如她所想,在全封闭式的白色空间里,不仅刘猛虎和陈航扛得艰难,就连韩冬和徐骅都快要发疯了,只有厉剑沉默的不动声色,不知道他是不是被闷坏了。
面对这么一群嘴巴比蚌壳还硬的人,审讯员换了一批又一批,最后他们放弃了,打算拿到确切证据直接交给国际军事法庭。
杨光在他们要走时,开口叫住他们。
“你有什么要交待的吗?”听到她略微沙哑的声音,两个审讯员期待的问她。毕竟他们是负责这个工作,没做好就他们的失职。
杨光拿起笔和纸,眉梢细长的清澈眼睛看着他们两,问了句极短的话。“请问今天是多少号?”
两个审讯员露出明显的失望,带点情绪的讲:“十二月十一号!”说完大步离去,似乎他们是一群无药可救的人。
十二月十一号。杨光把日期记在本子上,算了一下,他们竟然被关进来快一个月了。
在他们被关的这一个月里,赵卫常与杨烈和靳藤碰面,在政府经常走动,但没多久他也不方便去政俯了,因为上层在跟美国搞好外交关系后,就开始查吴登,然后自然查到余平芳那里。
余平芳虽然在事情发生后,打点了许多关系,可总统一说要彻查,谁还罩得了她?因此牵一发而动全身,她能拉下水的都拉下水了,其中包括赵卫的副手,所以他也间接受到牵连,还被找去谈过一次话。

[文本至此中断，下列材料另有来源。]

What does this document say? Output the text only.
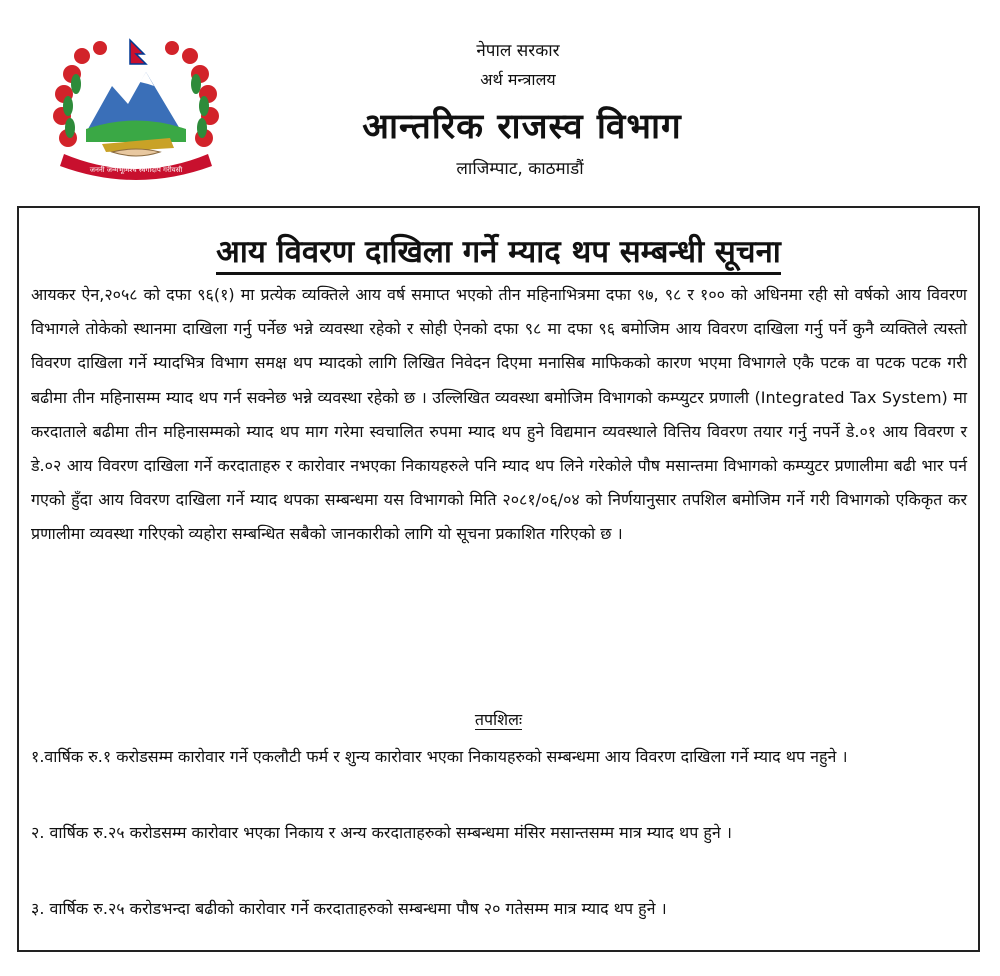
जननी जन्मभूमिश्च स्वर्गादपि गरीयसी
नेपाल सरकार
अर्थ मन्त्रालय
आन्तरिक राजस्व विभाग
लाजिम्पाट, काठमाडौं
आय विवरण दाखिला गर्ने म्याद थप सम्बन्धी सूचना

आयकर ऐन,२०५८ को दफा ९६(१) मा प्रत्येक व्यक्तिले आय वर्ष समाप्त भएको तीन महिनाभित्रमा दफा ९७, ९८ र १०० को अधिनमा रही सो वर्षको आय विवरण विभागले तोकेको स्थानमा दाखिला गर्नु पर्नेछ भन्ने व्यवस्था रहेको र सोही ऐनको दफा ९८ मा दफा ९६ बमोजिम आय विवरण दाखिला गर्नु पर्ने कुनै व्यक्तिले त्यस्तो विवरण दाखिला गर्ने म्यादभित्र विभाग समक्ष थप म्यादको लागि लिखित निवेदन दिएमा मनासिब माफिकको कारण भएमा विभागले एकै पटक वा पटक पटक गरी बढीमा तीन महिनासम्म म्याद थप गर्न सक्नेछ भन्ने व्यवस्था रहेको छ । उल्लिखित व्यवस्था बमोजिम विभागको कम्प्युटर प्रणाली (Integrated Tax System) मा करदाताले बढीमा तीन महिनासम्मको म्याद थप माग गरेमा स्वचालित रुपमा म्याद थप हुने विद्यमान व्यवस्थाले वित्तिय विवरण तयार गर्नु नपर्ने डे.०१ आय विवरण र डे.०२ आय विवरण दाखिला गर्ने करदाताहरु र कारोवार नभएका निकायहरुले पनि म्याद थप लिने गरेकोले पौष मसान्तमा विभागको कम्प्युटर प्रणालीमा बढी भार पर्न गएको हुँदा आय विवरण दाखिला गर्ने म्याद थपका सम्बन्धमा यस विभागको मिति २०८१/०६/०४ को निर्णयानुसार तपशिल बमोजिम गर्ने गरी विभागको एकिकृत कर प्रणालीमा व्यवस्था गरिएको व्यहोरा सम्बन्धित सबैको जानकारीको लागि यो सूचना प्रकाशित गरिएको छ ।

तपशिलः

१.वार्षिक रु.१ करोडसम्म कारोवार गर्ने एकलौटी फर्म र शुन्य कारोवार भएका निकायहरुको सम्बन्धमा आय विवरण दाखिला गर्ने म्याद थप नहुने ।

२. वार्षिक रु.२५ करोडसम्म कारोवार भएका निकाय र अन्य करदाताहरुको सम्बन्धमा मंसिर मसान्तसम्म मात्र म्याद थप हुने ।

३. वार्षिक रु.२५ करोडभन्दा बढीको कारोवार गर्ने करदाताहरुको सम्बन्धमा पौष २० गतेसम्म मात्र म्याद थप हुने ।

赵卫当晚回了家,余平芳没那么幸运,关了一夜才被放回家。她人虽然是出来了,也没对外放出风声,但实际她已经被革职,职务由王忠接替,她则被禁足家中。
凌晨五点,余平芳从审讯室出来,被晨间清凉的风吹得恍然,似在梦中。
这些年来她步步为营,处心积虑的往上走,终于到达人生最高峰,却不想这么快梦想破灭,让她如置身云雾中,不知该何去何从。
在她踌躇间,一辆黑色的桥车开进政府大楼,停在余平芳的面前。
被两束灯照得伸手挡的余平芳,好会儿才看清下车的人。
看到熟悉的人,余平芳怔忡,无悲无喜的脸上一片木然。
王忠走到她面前,看她憔悴如失了魂似的,许久才讲:“平芳,回去好好休息,多陪陪儿子。”
他语气温和,像官场谁也不得罪的口吻,但仔细听还是能听出他微不可察的关心。
听到他的话,余平芳好像活过来般,尖酸刻薄的冷笑。“王忠,现在你代替我的位职了,是不是很高兴?你这个没用的男人,也只能捡别人玩剩下的!”
王忠皱眉,脾气很好的没有说什么。
余平芳见他不说话更来劲,像个泼妇。“你现在是来看我笑话的吧?啊?哈哈……王忠,我告诉你,我过的不开心,你也别想好过!”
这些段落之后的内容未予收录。